GUSTAV. Of course! But this is clear cannibalism, I think. Do you
know what's behind that sort of practice? The savages eat their
enemies in order to acquire their useful qualities. And this woman
has been eating your soul, your courage, your knowledge--
ADOLPH. And my faith! It was I who urged her to write her first
book--
GUSTAV. [Making a face] Oh-h-h!
ADOLPH. It was I who praised her, even when I found her stuff
rather poor. It was I who brought her into literary circles where
she could gather honey from our most ornamental literary flowers.
It was I who used my personal influence to keep the critics from
her throat. It was I who blew her faith in herself into flame;
blew on it until I lost my own breath. I gave, gave, gave--until I
had nothing left for myself.
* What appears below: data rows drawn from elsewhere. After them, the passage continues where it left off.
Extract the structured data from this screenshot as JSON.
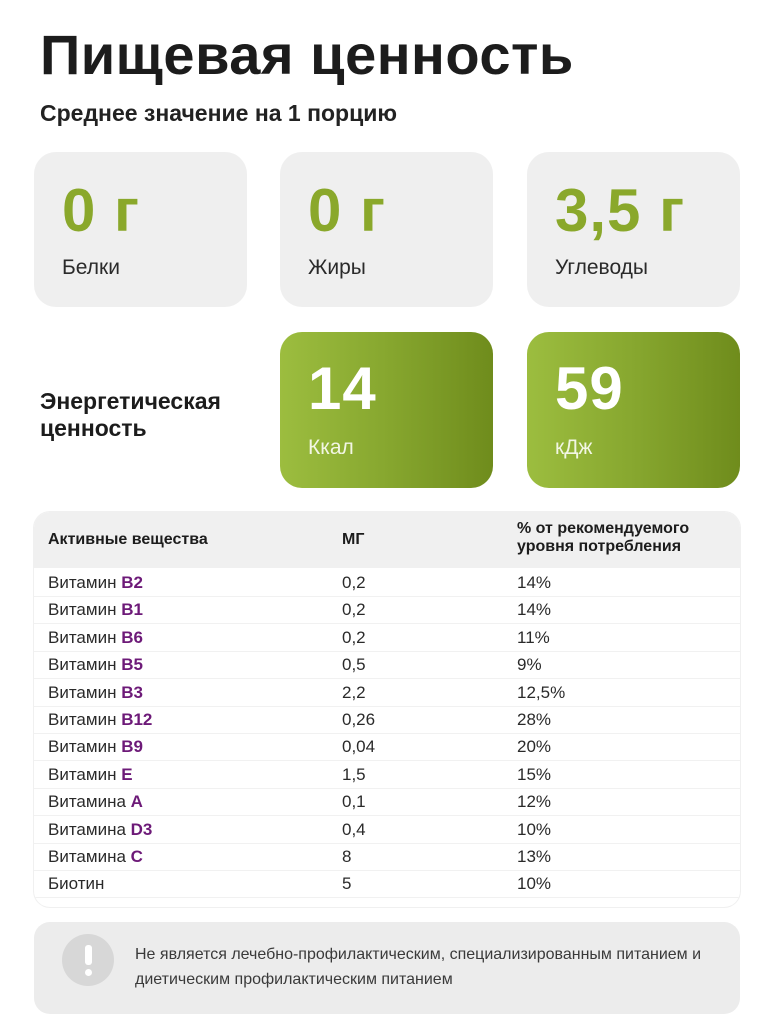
{
  "title": "Пищевая ценность",
  "subtitle": "Среднее значение на 1 порцию",
  "macros": [
    {
      "value": "0 г",
      "label": "Белки"
    },
    {
      "value": "0 г",
      "label": "Жиры"
    },
    {
      "value": "3,5 г",
      "label": "Углеводы"
    }
  ],
  "energy": {
    "label": "Энергетическая ценность",
    "kcal": {
      "value": "14",
      "unit": "Ккал"
    },
    "kj": {
      "value": "59",
      "unit": "кДж"
    }
  },
  "table": {
    "headers": [
      "Активные вещества",
      "МГ",
      "% от рекомендуемого уровня потребления"
    ],
    "rows": [
      {
        "prefix": "Витамин ",
        "name": "B2",
        "mg": "0,2",
        "pct": "14%"
      },
      {
        "prefix": "Витамин ",
        "name": "B1",
        "mg": "0,2",
        "pct": "14%"
      },
      {
        "prefix": "Витамин ",
        "name": "B6",
        "mg": "0,2",
        "pct": "11%"
      },
      {
        "prefix": "Витамин ",
        "name": "B5",
        "mg": "0,5",
        "pct": "9%"
      },
      {
        "prefix": "Витамин ",
        "name": "B3",
        "mg": "2,2",
        "pct": "12,5%"
      },
      {
        "prefix": "Витамин ",
        "name": "B12",
        "mg": "0,26",
        "pct": "28%"
      },
      {
        "prefix": "Витамин ",
        "name": "B9",
        "mg": "0,04",
        "pct": "20%"
      },
      {
        "prefix": "Витамин ",
        "name": "E",
        "mg": "1,5",
        "pct": "15%"
      },
      {
        "prefix": "Витамина ",
        "name": "A",
        "mg": "0,1",
        "pct": "12%"
      },
      {
        "prefix": "Витамина ",
        "name": "D3",
        "mg": "0,4",
        "pct": "10%"
      },
      {
        "prefix": "Витамина ",
        "name": "C",
        "mg": "8",
        "pct": "13%"
      },
      {
        "prefix": "Биотин",
        "name": "",
        "mg": "5",
        "pct": "10%"
      }
    ]
  },
  "notice": {
    "icon": "exclamation-icon",
    "text": "Не является лечебно-профилактическим, специализированным питанием и диетическим профилактическим питанием"
  },
  "colors": {
    "accent_green": "#8aa82b",
    "vitamin_purple": "#6d1a78",
    "card_gray": "#efefef"
  }
}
Do you know--I'll tell you everything
now--do you know I really believe--and the human soul is so
peculiarly constituted--I believe that when my artistic successes
seemed about to put her in the shadow--as well as her reputation--
then I tried to put courage into her by belittling myself, and by
making my own art seem inferior to hers. I talked so long about
the insignificant part played by painting on the whole--talked so
long about it, and invented so many reasons to prove what I said,
that one fine day I found myself convinced of its futility. So all
you had to do was to breathe on a house of cards.